Щенников. Чье производство?
Папулов. Мое собственное, есть у меня… (Конец съемки).»
— Впечатляет, — Ковригин отложил листок в сторону. Двадцать второе июня через шесть дней.
— Абсолютно точно, — подтвердил Мосейкин. — видеозапись сделана вчера утром.
— А расшифровка беседы?
— Тоже вчера. Есть у меня хороший знакомый по имени Юра. Почти совсем глухой, но разговаривать выучился прилично. Я имею в виду, что глухота у него врожденная. Так вот он по губам мне этот диалог и воспроизвел.
— Отлично воспроизвел. Да и съемка, что называется, уникальная.
— Чего тут уникального — ведь мы знали, что встреча планируется.
— Все равно повезло.
— Это уж точно, — согласился Мосейкин. — Все это поплывет по морю из нашего порта, я так думаю?
— Ты правильно думаешь, — кивнул Ковригин. — У нас есть время, чтобы проинформировать В. Д., а у него — чтобы принять меры.
Телевизор был черно-белым. С минуту назад закончилась передача.
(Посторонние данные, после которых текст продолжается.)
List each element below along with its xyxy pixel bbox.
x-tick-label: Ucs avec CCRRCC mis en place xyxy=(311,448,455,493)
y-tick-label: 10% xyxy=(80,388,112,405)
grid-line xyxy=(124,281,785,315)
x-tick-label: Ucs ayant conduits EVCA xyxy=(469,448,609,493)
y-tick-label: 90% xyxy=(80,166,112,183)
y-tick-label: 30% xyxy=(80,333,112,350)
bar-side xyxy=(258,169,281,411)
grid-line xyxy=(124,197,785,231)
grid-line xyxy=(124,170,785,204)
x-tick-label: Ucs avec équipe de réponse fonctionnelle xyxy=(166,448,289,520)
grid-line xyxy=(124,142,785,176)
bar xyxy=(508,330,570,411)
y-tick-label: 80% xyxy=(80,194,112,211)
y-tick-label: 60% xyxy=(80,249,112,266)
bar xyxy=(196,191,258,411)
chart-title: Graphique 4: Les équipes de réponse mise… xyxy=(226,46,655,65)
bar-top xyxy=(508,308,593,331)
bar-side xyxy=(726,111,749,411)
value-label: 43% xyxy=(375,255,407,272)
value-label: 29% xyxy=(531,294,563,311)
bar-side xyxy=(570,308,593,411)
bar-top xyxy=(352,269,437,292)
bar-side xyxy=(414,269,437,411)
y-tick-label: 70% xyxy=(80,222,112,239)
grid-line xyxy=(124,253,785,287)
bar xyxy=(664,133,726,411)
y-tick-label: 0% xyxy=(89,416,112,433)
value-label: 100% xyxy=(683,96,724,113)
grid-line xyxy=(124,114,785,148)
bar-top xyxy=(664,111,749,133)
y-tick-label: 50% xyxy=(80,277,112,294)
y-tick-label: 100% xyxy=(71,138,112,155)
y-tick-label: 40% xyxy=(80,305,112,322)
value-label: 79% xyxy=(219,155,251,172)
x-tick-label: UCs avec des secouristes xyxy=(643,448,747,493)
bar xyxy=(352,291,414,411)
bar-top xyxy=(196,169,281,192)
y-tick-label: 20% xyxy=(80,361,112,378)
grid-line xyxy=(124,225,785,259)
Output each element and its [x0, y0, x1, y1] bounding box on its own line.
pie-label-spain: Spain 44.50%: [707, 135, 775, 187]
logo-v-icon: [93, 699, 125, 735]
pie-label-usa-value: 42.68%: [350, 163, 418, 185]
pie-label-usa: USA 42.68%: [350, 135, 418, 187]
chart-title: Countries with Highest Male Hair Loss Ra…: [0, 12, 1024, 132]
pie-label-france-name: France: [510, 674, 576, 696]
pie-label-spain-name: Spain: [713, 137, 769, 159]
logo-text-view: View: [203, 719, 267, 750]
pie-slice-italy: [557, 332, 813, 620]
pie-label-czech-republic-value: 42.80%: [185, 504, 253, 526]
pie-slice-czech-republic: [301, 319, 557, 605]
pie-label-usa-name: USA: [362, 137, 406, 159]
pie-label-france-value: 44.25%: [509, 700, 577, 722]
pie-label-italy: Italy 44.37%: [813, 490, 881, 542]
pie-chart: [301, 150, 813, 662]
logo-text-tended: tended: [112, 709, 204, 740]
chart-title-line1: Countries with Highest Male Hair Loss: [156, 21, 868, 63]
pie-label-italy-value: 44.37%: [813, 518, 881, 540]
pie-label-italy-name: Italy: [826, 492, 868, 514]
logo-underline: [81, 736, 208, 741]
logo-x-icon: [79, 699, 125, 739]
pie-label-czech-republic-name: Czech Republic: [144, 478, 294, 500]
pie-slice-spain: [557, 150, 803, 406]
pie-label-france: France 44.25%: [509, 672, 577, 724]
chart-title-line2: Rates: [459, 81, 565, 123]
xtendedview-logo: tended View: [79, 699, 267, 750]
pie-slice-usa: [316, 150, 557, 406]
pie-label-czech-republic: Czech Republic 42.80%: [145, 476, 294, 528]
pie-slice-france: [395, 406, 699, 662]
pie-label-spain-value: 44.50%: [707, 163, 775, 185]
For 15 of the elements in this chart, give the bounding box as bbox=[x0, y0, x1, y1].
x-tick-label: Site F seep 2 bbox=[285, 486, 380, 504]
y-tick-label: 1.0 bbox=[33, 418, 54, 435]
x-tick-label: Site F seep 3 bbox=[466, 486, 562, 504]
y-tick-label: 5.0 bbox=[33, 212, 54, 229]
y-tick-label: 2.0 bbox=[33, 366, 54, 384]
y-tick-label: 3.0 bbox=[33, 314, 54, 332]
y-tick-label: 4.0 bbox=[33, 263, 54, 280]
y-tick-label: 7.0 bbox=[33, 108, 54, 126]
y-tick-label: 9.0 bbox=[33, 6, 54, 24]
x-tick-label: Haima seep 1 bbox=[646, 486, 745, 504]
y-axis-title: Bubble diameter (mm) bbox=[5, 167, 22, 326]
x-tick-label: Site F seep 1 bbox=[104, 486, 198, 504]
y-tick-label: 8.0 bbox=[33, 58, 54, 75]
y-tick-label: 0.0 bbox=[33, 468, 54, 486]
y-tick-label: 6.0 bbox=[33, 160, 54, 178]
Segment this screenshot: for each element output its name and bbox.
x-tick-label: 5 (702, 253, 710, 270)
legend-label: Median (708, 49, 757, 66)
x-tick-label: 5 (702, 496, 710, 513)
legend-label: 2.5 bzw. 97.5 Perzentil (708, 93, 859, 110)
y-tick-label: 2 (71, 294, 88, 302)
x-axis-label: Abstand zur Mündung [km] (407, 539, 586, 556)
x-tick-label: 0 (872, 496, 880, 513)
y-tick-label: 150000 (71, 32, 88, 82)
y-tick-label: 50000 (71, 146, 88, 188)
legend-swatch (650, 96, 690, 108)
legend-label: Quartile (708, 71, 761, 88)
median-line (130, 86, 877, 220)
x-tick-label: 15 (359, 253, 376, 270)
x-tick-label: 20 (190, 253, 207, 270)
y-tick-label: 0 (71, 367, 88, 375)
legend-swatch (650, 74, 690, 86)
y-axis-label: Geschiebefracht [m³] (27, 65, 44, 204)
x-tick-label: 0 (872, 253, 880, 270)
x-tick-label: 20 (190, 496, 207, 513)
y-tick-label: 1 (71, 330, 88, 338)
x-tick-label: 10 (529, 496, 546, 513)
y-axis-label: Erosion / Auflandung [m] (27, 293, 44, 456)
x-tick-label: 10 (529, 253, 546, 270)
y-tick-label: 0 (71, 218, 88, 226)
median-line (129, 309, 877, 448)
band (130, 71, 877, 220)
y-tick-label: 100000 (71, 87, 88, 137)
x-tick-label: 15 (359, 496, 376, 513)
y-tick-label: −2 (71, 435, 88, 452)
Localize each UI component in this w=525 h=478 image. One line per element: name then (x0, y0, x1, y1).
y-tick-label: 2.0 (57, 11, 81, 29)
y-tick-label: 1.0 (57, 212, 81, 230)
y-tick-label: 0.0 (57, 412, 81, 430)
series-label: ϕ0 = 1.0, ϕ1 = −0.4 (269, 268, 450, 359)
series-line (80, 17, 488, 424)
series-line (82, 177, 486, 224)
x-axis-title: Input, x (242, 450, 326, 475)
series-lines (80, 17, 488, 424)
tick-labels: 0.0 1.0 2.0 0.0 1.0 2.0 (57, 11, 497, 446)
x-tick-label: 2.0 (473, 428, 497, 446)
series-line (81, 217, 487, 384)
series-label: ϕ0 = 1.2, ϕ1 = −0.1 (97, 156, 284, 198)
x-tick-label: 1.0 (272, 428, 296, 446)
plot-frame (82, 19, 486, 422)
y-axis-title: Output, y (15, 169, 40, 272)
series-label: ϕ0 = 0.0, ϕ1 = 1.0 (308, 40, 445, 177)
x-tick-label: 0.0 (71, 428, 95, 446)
Виталий Дмитриевич сообщил ведущему и телезрителям, какие средства были спасены областной госбезопасностью от расхищения, от вывоза за границу. Называлась сумма несколько десятков миллионов рублей. Ковригин наверняка знал, что цифры взяты с потолка или еще откуда-нибудь, и с действительностью имеют мало общего. Его обескураживало другое — два папуловских контейнера благополучно уплыли, хотя оставалась уйма времени, чтобы помешать этому. Он известил В. Д. сразу же, а уж какими соображениями руководствовался тот… И тут случилось то, что обалдевшему от жары Ковригину сначала показалось галлюцинацией.
Лиля сказала:
— Коль, а я ведь этого человека знаю. Тон ее был странен, но Ковригин не сразу обратил внимание.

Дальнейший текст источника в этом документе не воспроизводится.